The research found that people often do not want to leave their communities in the inner-city; they are in proximity to things they need and people they are close to. Complete Communities can be used as a rationale to end support for new development of low-income housing in the inner-city, implying that low-income people should be moved out of the inner city to other neighbourhoods. An effective housing policy needs to support low-income people where they want to live. It is also difficult to focus on creating ‘complete communities’ when there are persistent challenges in inner-city neighborhoods, such as rooming houses, which continue to experience growing divestment. Complete Communities uses language promoting home-ownership in RAs, which, when examining statistics of areas like West Broadway and Spence, seems impractical and undesirable as many are challenged to own homes given their income and the rising price of houses. Ninety-two percent of people in West Broadway rent their homes, and the community’s housing stock is eighty-five percent apartments. The Spence neighborhood sees seventy percent of its residents renting their homes.

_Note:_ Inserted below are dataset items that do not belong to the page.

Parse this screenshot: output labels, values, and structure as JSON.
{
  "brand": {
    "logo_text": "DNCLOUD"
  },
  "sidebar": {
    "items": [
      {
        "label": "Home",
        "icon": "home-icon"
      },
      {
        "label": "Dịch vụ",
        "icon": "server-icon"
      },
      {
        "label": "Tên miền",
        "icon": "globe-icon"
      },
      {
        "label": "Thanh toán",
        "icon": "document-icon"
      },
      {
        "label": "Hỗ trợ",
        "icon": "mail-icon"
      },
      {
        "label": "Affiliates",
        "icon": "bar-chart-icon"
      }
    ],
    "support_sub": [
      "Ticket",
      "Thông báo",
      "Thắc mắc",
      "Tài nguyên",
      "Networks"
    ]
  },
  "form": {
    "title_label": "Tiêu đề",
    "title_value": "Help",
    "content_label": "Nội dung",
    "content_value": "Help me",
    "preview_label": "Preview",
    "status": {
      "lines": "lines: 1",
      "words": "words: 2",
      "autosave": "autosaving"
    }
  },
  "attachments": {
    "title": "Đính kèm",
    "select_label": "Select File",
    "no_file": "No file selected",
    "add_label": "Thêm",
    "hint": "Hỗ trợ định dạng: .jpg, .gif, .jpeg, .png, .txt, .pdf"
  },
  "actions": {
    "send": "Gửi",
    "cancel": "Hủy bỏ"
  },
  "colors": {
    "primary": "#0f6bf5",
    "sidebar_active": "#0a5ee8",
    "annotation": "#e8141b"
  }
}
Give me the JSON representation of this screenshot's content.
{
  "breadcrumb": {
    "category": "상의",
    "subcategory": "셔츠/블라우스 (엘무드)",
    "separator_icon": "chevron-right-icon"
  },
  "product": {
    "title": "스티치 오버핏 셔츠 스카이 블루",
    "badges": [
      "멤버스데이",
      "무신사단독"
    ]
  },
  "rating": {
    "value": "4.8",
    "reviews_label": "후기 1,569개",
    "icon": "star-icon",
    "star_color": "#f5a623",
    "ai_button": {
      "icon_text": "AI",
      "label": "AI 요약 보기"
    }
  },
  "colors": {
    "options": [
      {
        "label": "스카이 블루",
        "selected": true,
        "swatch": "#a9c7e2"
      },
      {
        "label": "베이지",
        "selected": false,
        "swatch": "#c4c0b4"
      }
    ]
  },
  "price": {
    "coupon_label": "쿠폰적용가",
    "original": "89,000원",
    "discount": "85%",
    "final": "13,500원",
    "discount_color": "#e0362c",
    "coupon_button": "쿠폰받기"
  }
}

Existing housing stock in need should be improved in a concentrated format; skills development, education, and training of lower income people to improve quality of life should be supported so people do not have to live with fear of displacement; there needs to be solidly committed resources into Complete Communities, as the City’s track record suggests that this has not always been the case. There is a need for the City and Province to come to the table and coordinate efforts with the NRC community and inner-city neighborhoods. The NRC community stressed that the City has a very important role to play in alleviating the low-income housing crisis in Winnipeg, an objective that should be reflected in the new policy.